Lydia made no direct reply, but after a moment's musing she said:

'If only she could think of Mr. Ackroyd!'

She had not yet spoken so plainly of this to Mary; the latter was surprised by the despondency of her tone.

'But I thought they were often together?'

'She's only been out with him when I went as well, and last night she told him it was no use.'

'Well, I can't say I'm sorry to hear that,' Mary replied with the air of one who spoke an unpleasant truth.

'Why not, Mary?'

'I think he's likely to do her every bit as much harm as Totty Nancarrow.'

'What do you mean, Mary?' There was a touch of indignation in Lydia's voice. 'What harm can Mr. Ackroyd do to Thyrza?'

'Not the kind of harm you're thinking of, dear. But if I had a sister I know I shouldn't like to see her marry Mr. Ackroyd. He's got no religion, and what's more he's always talking against religion. Father says he made a speech last week at that place in Westminster Bridge Road where the Atheists have their meetings. I don't deny there's something nice about him, but I wouldn't trust a man of that kind.'

Lydia delayed her words a little. She kept her eyes on the table; her forehead was knitted.
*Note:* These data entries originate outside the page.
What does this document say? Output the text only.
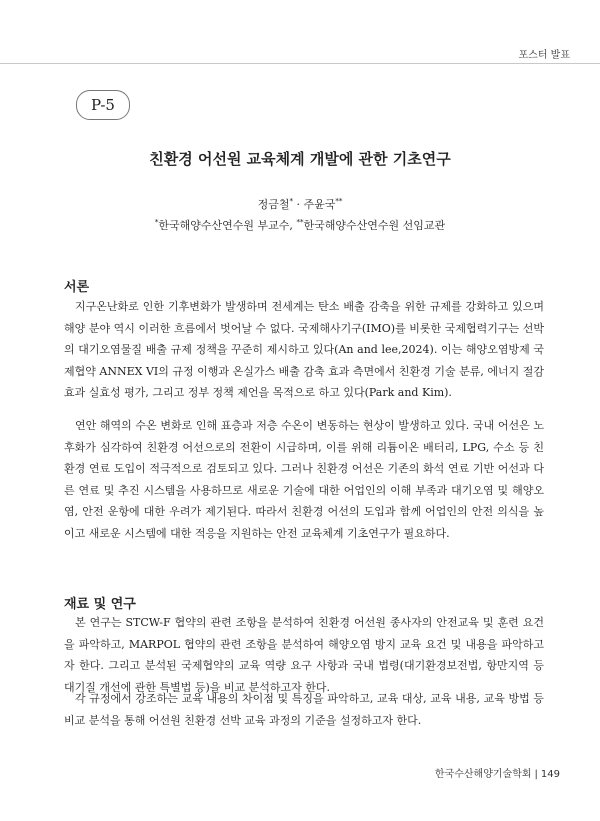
포스터 발표
P-5
친환경 어선원 교육체계 개발에 관한 기초연구
정금철* · 주윤국**
*한국해양수산연수원 부교수, **한국해양수산연수원 선임교관
서론

지구온난화로 인한 기후변화가 발생하며 전세계는 탄소 배출 감축을 위한 규제를 강화하고 있으며 해양 분야 역시 이러한 흐름에서 벗어날 수 없다. 국제해사기구(IMO)를 비롯한 국제협력기구는 선박의 대기오염물질 배출 규제 정책을 꾸준히 제시하고 있다(An and lee,2024). 이는 해양오염방제 국제협약 ANNEX VI의 규정 이행과 온실가스 배출 감축 효과 측면에서 친환경 기술 분류, 에너지 절감 효과 실효성 평가, 그리고 정부 정책 제언을 목적으로 하고 있다(Park and Kim).

연안 해역의 수온 변화로 인해 표층과 저층 수온이 변동하는 현상이 발생하고 있다. 국내 어선은 노후화가 심각하여 친환경 어선으로의 전환이 시급하며, 이를 위해 리튬이온 배터리, LPG, 수소 등 친환경 연료 도입이 적극적으로 검토되고 있다. 그러나 친환경 어선은 기존의 화석 연료 기반 어선과 다른 연료 및 추진 시스템을 사용하므로 새로운 기술에 대한 어업인의 이해 부족과 대기오염 및 해양오염, 안전 운항에 대한 우려가 제기된다. 따라서 친환경 어선의 도입과 함께 어업인의 안전 의식을 높이고 새로운 시스템에 대한 적응을 지원하는 안전 교육체계 기초연구가 필요하다.

재료 및 연구

본 연구는 STCW-F 협약의 관련 조항을 분석하여 친환경 어선원 종사자의 안전교육 및 훈련 요건을 파악하고, MARPOL 협약의 관련 조항을 분석하여 해양오염 방지 교육 요건 및 내용을 파악하고자 한다. 그리고 분석된 국제협약의 교육 역량 요구 사항과 국내 법령(대기환경보전법, 항만지역 등 대기질 개선에 관한 특별법 등)을 비교 분석하고자 한다.

각 규정에서 강조하는 교육 내용의 차이점 및 특징을 파악하고, 교육 대상, 교육 내용, 교육 방법 등 비교 분석을 통해 어선원 친환경 선박 교육 과정의 기준을 설정하고자 한다.

한국수산해양기술학회 | 149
'I can't help what he thinks about religion,' she replied at length, with firmness. 'He's a good man, I'm quite sure of that.'

'Lydia, he can't be good if he does his best to ruin people's souls.'

'I don't know anything about that, Mary. Whatever he says, he says because he believes it and thinks it right. Why, there's Mr. Grail thinks in the same way, I believe; at all events, he never goes to church or chapel. And he's a friend of Mr. Ackroyd's.'

'But we don't know anything about Mr. Grail.'

'We don't know much, but it's quite enough to talk to him for a few minutes to know he's a man that wouldn't say or do anything wrong.'

'He must be a wonderful man, Lydia.'

These Sunday conversations were always fruitful of trouble. Mary was prepared by her morning and afternoon exercises to be more aggressive and uncompromising than usual. But the present difficulty appeared a graver one than any that had yet risen between them. Lydia had never spoken in the tone which marked her rejoinder:

'Really, Mary, it's as if you couldn't put faith in no one! You know I don't feel the same as you do about religion and such things, and I don't suppose I ever shall. When I like people, I like them; I can't ask what they believe and what they don't believe. We'd better not talk about it any more.'

Mary's face assumed rather a hard look.

'Just as you like, my dear,' she said.

There ensued an awkward silence, which Lydia at length broke by speech on some wholly different subject. Mary with difficulty adapted herself to the change; tea was finished rather uncomfortably.

It was six o'clock. Lydia, hearing the hour strike, knew that Ackroyd would be waiting at the end of Walnut Tree Walk. She was absent-minded, halting between a desire to go at once, and tell him that they could not come, and a disinclination not perhaps very clearly explained. The minutes went on. It seemed to be decided for her that he should learn the truth by their failure to join him.

Church bells began to sound. Mary rose and put on her hat, then, taking up the devotional books she had with her, offered her hand as if to say good-bye.